代わりに、彼の頭の中には、惨劇の映像が沸沸と蘇っていた。

*   *   *   *   *


『逃げなさい風雅!!』

『……ッ! イヤですっ!!』


村が奇襲に遭って――、母親が拉致されているのに、立ち向かった風雅を止めたのは姉だった。

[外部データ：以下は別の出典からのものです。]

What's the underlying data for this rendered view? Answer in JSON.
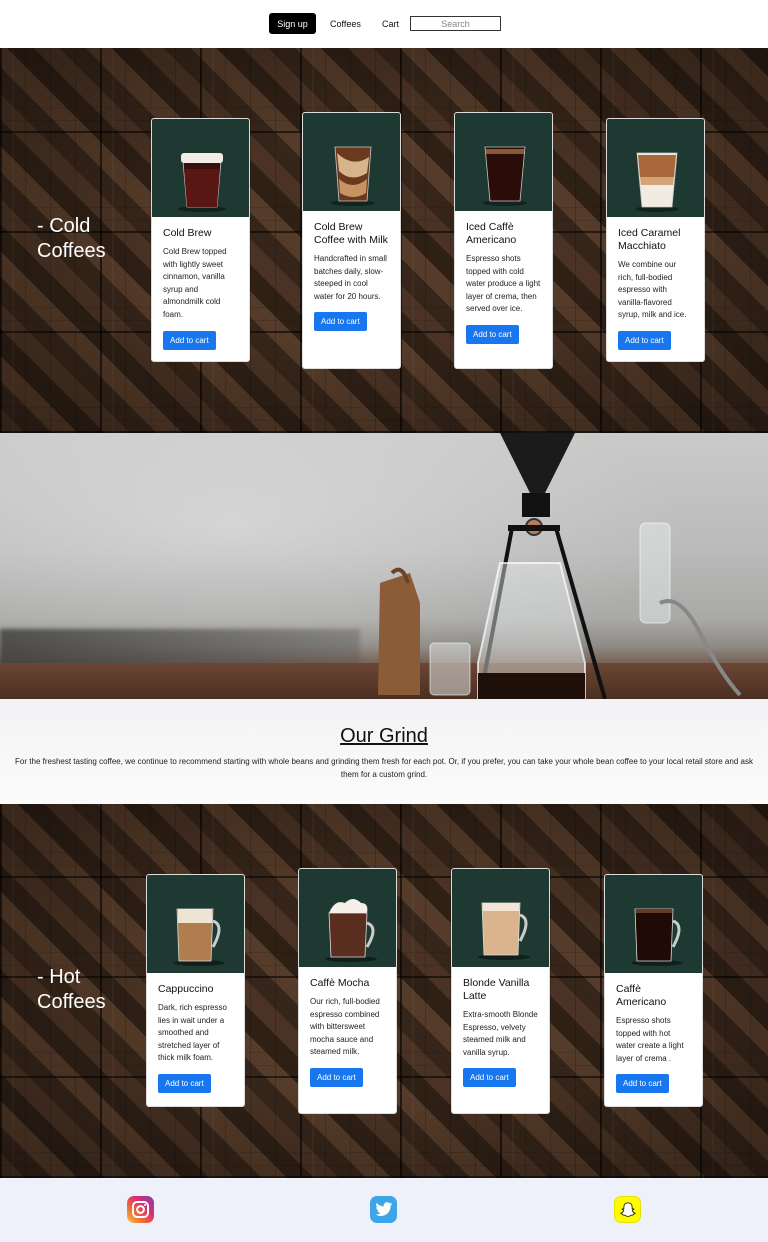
{
  "nav": {
    "signup": "Sign up",
    "coffees": "Coffees",
    "cart": "Cart",
    "search_placeholder": "Search"
  },
  "cold": {
    "title_line1": "- Cold",
    "title_line2": "Coffees",
    "items": [
      {
        "name": "Cold Brew",
        "desc": "Cold Brew topped with lightly sweet cinnamon, vanilla syrup and almondmilk cold foam.",
        "button": "Add to cart"
      },
      {
        "name": "Cold Brew Coffee with Milk",
        "desc": "Handcrafted in small batches daily, slow-steeped in cool water for 20 hours.",
        "button": "Add to cart"
      },
      {
        "name": "Iced Caffè Americano",
        "desc": "Espresso shots topped with cold water produce a light layer of crema, then served over ice.",
        "button": "Add to cart"
      },
      {
        "name": "Iced Caramel Macchiato",
        "desc": "We combine our rich, full-bodied espresso with vanilla-flavored syrup, milk and ice.",
        "button": "Add to cart"
      }
    ]
  },
  "grind": {
    "title": "Our Grind",
    "text": "For the freshest tasting coffee, we continue to recommend starting with whole beans and grinding them fresh for each pot. Or, if you prefer, you can take your whole bean coffee to your local retail store and ask them for a custom grind."
  },
  "hot": {
    "title_line1": "- Hot",
    "title_line2": "Coffees",
    "items": [
      {
        "name": "Cappuccino",
        "desc": "Dark, rich espresso lies in wait under a smoothed and stretched layer of thick milk foam.",
        "button": "Add to cart"
      },
      {
        "name": "Caffè Mocha",
        "desc": "Our rich, full-bodied espresso combined with bittersweet mocha sauce and steamed milk.",
        "button": "Add to cart"
      },
      {
        "name": "Blonde Vanilla Latte",
        "desc": "Extra-smooth Blonde Espresso, velvety steamed milk and vanilla syrup.",
        "button": "Add to cart"
      },
      {
        "name": "Caffè Americano",
        "desc": "Espresso shots topped with hot water create a light layer of crema .",
        "button": "Add to cart"
      }
    ]
  },
  "footer": {
    "icons": [
      "instagram-icon",
      "twitter-icon",
      "snapchat-icon"
    ]
  },
  "colors": {
    "card_image_bg": "#1e3932",
    "button": "#1877ee",
    "footer_bg": "#eef1fa"
  }
}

『どうして――!! どうしてこれを黙って見てるんです!』
『今の私達には術なんか無いのよ――奴らを挑発したら今度は村全体が危ないの――わかって?!』
『……ッ』

昔事故に遭ったと聞いたが、母親には感情が無かった。
何時もボーッと椅子に座って、編物や読書だけしていた。
風雅は何度も話し掛けたけれど、母は首を傾げるばかりで名前を呼んでもくれていなかった。

母親代わりは昔から姉さんだった。時々変に姉御肌の。


盗賊に捕まってるって云うのに、母親はやっぱり、ボーッと頭の方を眺めているだけで、
よもや走ったり叫んだりという行為は、無理に等しかった。

風雅は何度、母を呼んだか知れなかった。


『母さんを返せ――!! 止めるんだっ!!!』
『風雅!!』

性格に似合わず激しく反発した風雅は、ついに母親を捕らえている盗賊に突進した。
しかし、母親の元に着く間もなく、風雅には銃口が向けられていた。
そして母親にも――。

『母さんを離せ――!』

それでも振り絞って出た言葉に、盗賊は憤慨する。

そのときだった。
母親は、ふっと風雅を見つけていた。
そして彼女は、ハッキリとした口調で、風雅に伝えた。

『ごめんね』。

風雅の目が、カッと見開かれた。
五月蝿いぞクソガキ、そういったその盗賊の人差し指には、もう既に力が入っていた――。


――ドゥン!!
――ダァン!!



ニ発の銃声が、夜を切り裂いた。
一発は風雅に。もう一発は母親に、銃弾は飛び出していた。

銃口からは少し離れていた風雅は、間一髪避けて、目から少量の流血をしただけだった。

母親は――助からなかった。
こめかみに一発、即死だった。




風雅が、ぐっと唇を噛んだ。
表情は少し険しくなっている。

「風雅?」
「いや――ちょっと、過去を、ね」
「思いだし?」
「あぁ」


その後の姉の、必死の介護によって、風雅の目の具合は、大分良くなっていった。
それでも、彼の左目は、今でも見えていないらしい。

風雅は、あまり自分のことを語らない。
眼帯の理由も、姉と自分しか知らなかった。



余談だが、風雅が読心術を身に付けたいと思ったのは――、
母親の考えることが知りたかった、というのがきっかけだったのだと言う。